The Disability Research Network’s activity has already been translated into practical benefits for people with disability, through feedback on the draft legislation and rules regarding eligibility for the NDIS.

Co-Convenor Associate Professor Bronwyn Hemsley, a speech pathologist, conducts research on how people with severe communication difficulties can better navigate the healthcare system.

People who cannot communicate using speech, either due to conditions like cerebral palsy and intellectual disability or due to an acquired injury like a stroke, are estimated to make up about 15 per cent of patients in hospital at any time.

Unfortunately, they face three times the risk of an adverse safety event in hospital, like a fall or a medication error. Since they cannot communicate their preferences around treatment, they may be excluded from decisions about their care.

Despite traditional communication aids such as alphabet boards or the popular mobile technology communication apps, Hemsley’s research has shown that communication is still compromised because of health workers’ attitudes to these patients.

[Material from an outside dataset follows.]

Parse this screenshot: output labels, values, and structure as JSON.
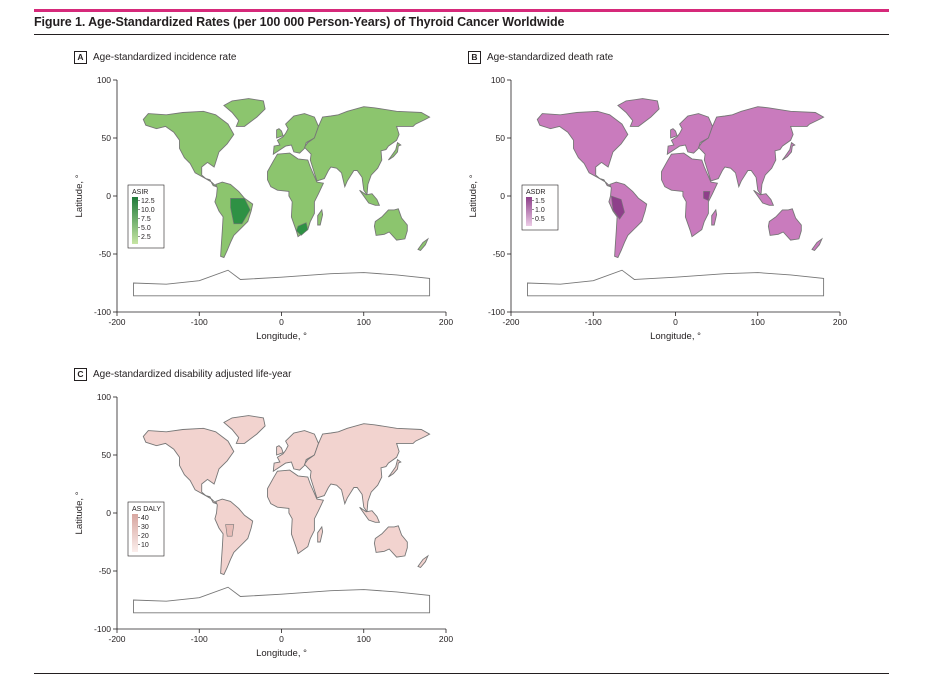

“If society’s attitude is that this person can’t take part in communication, or if people don’t know how to adapt their communication, even if technology is available it doesn’t necessarily help,” Hemsley said.

The work of her research group has shown that people with severe communication difficulties need extra support from a carer when they go to hospital – not to take the place of the patient in communication, but to support the patient’s communication with health staff.

The rules of the NDIS now allow people with severe communication impairments to allocate their NDIS funds to carer communication support while in hospital.

“As our research shows that carers have an important role in protecting patients with communication difficulties in hospital, so these changes to the NDIS might mean a cost savings to the Government if those patients experience fewer safety incidents,” Hemsley said.

An important part of the work of the Disability Research Network is to listen to people who live with a disability.

“Rather than seeing a person with a disability in a passive way, we acknowledge that they have much to contribute as experts in their own right. Including people with severe communication disabilities as members of the research team, expert reference groups, and participants, means our research can be relevant and makes it easier to translate the findings to the real world where we can make a difference,” Hemsley said.